Fishing on many Western Washington steelhead rivers was as good as at the Blue Hole before the 1974 Boldt Decision gave tribes the right to half of the steelhead and salmon, Menge and other anglers said.

When the ruling came down, tribal nets joined commercial nets in many rivers, and steelhead and salmon didn't have a chance, Menge and other anglers said last week.

And it left little for sports anglers.

"I didn't like it," Menge said. "I used to catch a lot more fish before Boldt. The fishing has gone downhill.

"I used to fish the Puyallup River a lot, but it went way downhill."

But Menge blames the nets more than the tribes or Boldt.

"I don't mind giving the tribes their share of fish," Menge said. "But when you see the river full of nets, the fish don't have a chance."

The state Department of Fish and Wildlife and the tribes are now working together to improve fish runs, but the damage done was incredible, said John Hendrick, an Oakville angler who has fished Western Washington streams since 1963.
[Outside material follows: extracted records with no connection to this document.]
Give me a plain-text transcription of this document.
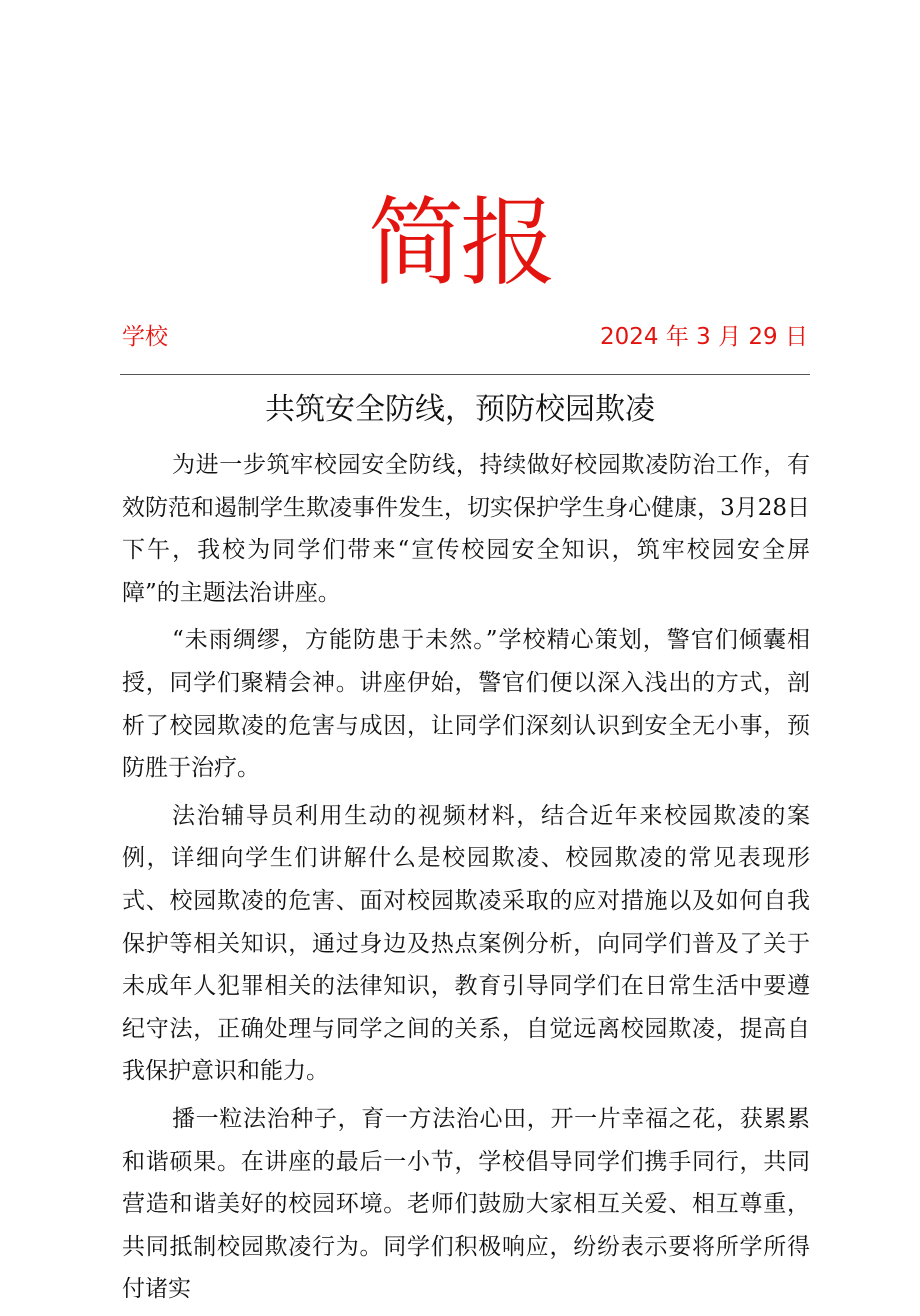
简报
学校	2024 年 3 月 29 日
共筑安全防线，预防校园欺凌

为进一步筑牢校园安全防线，持续做好校园欺凌防治工作，有效防范和遏制学生欺凌事件发生，切实保护学生身心健康，3月28日下午，我校为同学们带来“宣传校园安全知识，筑牢校园安全屏障”的主题法治讲座。

“未雨绸缪，方能防患于未然。”学校精心策划，警官们倾囊相授，同学们聚精会神。讲座伊始，警官们便以深入浅出的方式，剖析了校园欺凌的危害与成因，让同学们深刻认识到安全无小事，预防胜于治疗。

法治辅导员利用生动的视频材料，结合近年来校园欺凌的案例，详细向学生们讲解什么是校园欺凌、校园欺凌的常见表现形式、校园欺凌的危害、面对校园欺凌采取的应对措施以及如何自我保护等相关知识，通过身边及热点案例分析，向同学们普及了关于未成年人犯罪相关的法律知识，教育引导同学们在日常生活中要遵纪守法，正确处理与同学之间的关系，自觉远离校园欺凌，提高自我保护意识和能力。

播一粒法治种子，育一方法治心田，开一片幸福之花，获累累和谐硕果。在讲座的最后一小节，学校倡导同学们携手同行，共同营造和谐美好的校园环境。老师们鼓励大家相互关爱、相互尊重，共同抵制校园欺凌行为。同学们积极响应，纷纷表示要将所学所得付诸实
Hendrick is still a little bitter about the 1974 Boldt ruling -- he called a sucker fish he caught a "Boldt Fish" -- but he said he's moved on.

The tribes and state biologists have helped many Western Washington streams rebound, especially the Chehalis, Wynoochee and Satsop rivers, Hendrick said.

Hendrick said he now believes that nets -- both commercial and tribal -- have no place on the rivers.

Nets don't let enough fish escape to spawn, and he said it makes no sense to make it illegal for a sport angler to kill a wild steelhead while nets kill hundreds of wild salmon and steelhead.

Don Miller made a four-hour drive from Granite Falls to the Cowlitz for a shot at some bright steelhead Friday.

The huge hatchery run that heads up Blue Creek is worth the drive, and reminds him of like how fishing in many western Washington streams used to be, Miller said.

The Boldt Decision unleashed too many nets on steelhead and salmon, and runs on many rivers are still weaker than they used to be, Miller said.

Even with joint state/tribal management, commercial and tribal nets still kill too many fish, Miller said.

"Let's take the nets out of the rivers for a couple years and let the fish be," Miller said. "When you can't keep native (non-hatchery) fish, you know something is not right."

Menge agreed. "When the nets are in the river, the fishing gets bad," Menge said. "The fishing gets good again when they stop netting."